@JoePinero Prisoners can often cause a lot of ethical dilemma’s when attempting to treat them in the hospital setting. Often times, physicians are reluctant to allow prisoners to sign-out AMA. However, there have been several supreme court cases in the past that have set a solid precedent for allowing this. In brief, here is an interesting, and relatively recent case that might help you the next time a sick prisoner is requesting to sign out AMA.
State vs Reid 2007 ( http://law.ubalt.edu/downloads/law_downloads/Stouffer%20v.%20Reid.pdf )

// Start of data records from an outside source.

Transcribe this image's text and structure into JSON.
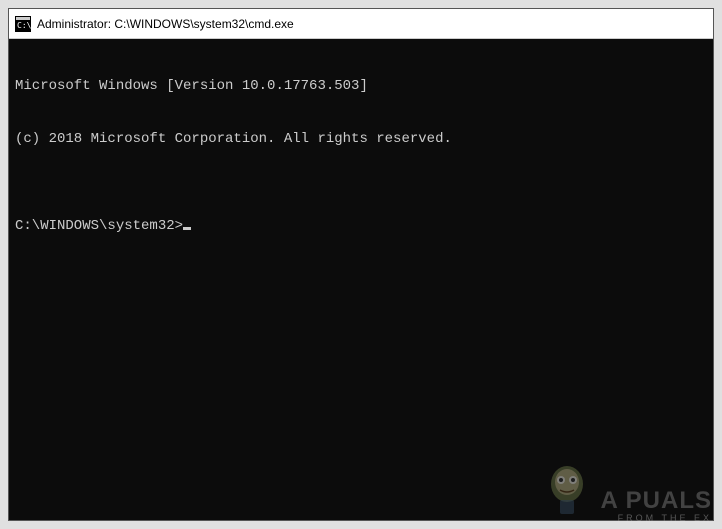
{
  "window": {
    "title": "Administrator: C:\\WINDOWS\\system32\\cmd.exe"
  },
  "terminal": {
    "line1": "Microsoft Windows [Version 10.0.17763.503]",
    "line2": "(c) 2018 Microsoft Corporation. All rights reserved.",
    "blank": "",
    "prompt": "C:\\WINDOWS\\system32>"
  },
  "watermark": {
    "main": "A  PUALS",
    "sub": "FROM THE EX"
  }
}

Reid, sentenced for 40 years, refusing dialysis during his first few years of sentencing with full knowledge that he will not survive without it. The medical doctors went to supreme court in effort to force care and were overruled. Reid was deemed of sound mind and was allowed to forgo dialysis. He would die later that year.
During this case the supreme court ruled that a prisoner is allowed to forgo medical treatment in the event that his decision will not affect those around him. As long as this disease is not communicable, then the prisoner is allowed to refuse any and all forms of care, even if refusing will inevitably result in an early death for the prisoner.
Some good reading on the history of this decision…. http://digitalcommons.law.umaryland.edu/cgi/viewcontent.cgi?article=3540&context=mlr
Daniel R. H. Mendelsohn. The Right to Refuse: Should Prison Inmates Be Allowed to Discontinue Treatment for Incurable, Noncommunicable Medical Conditions?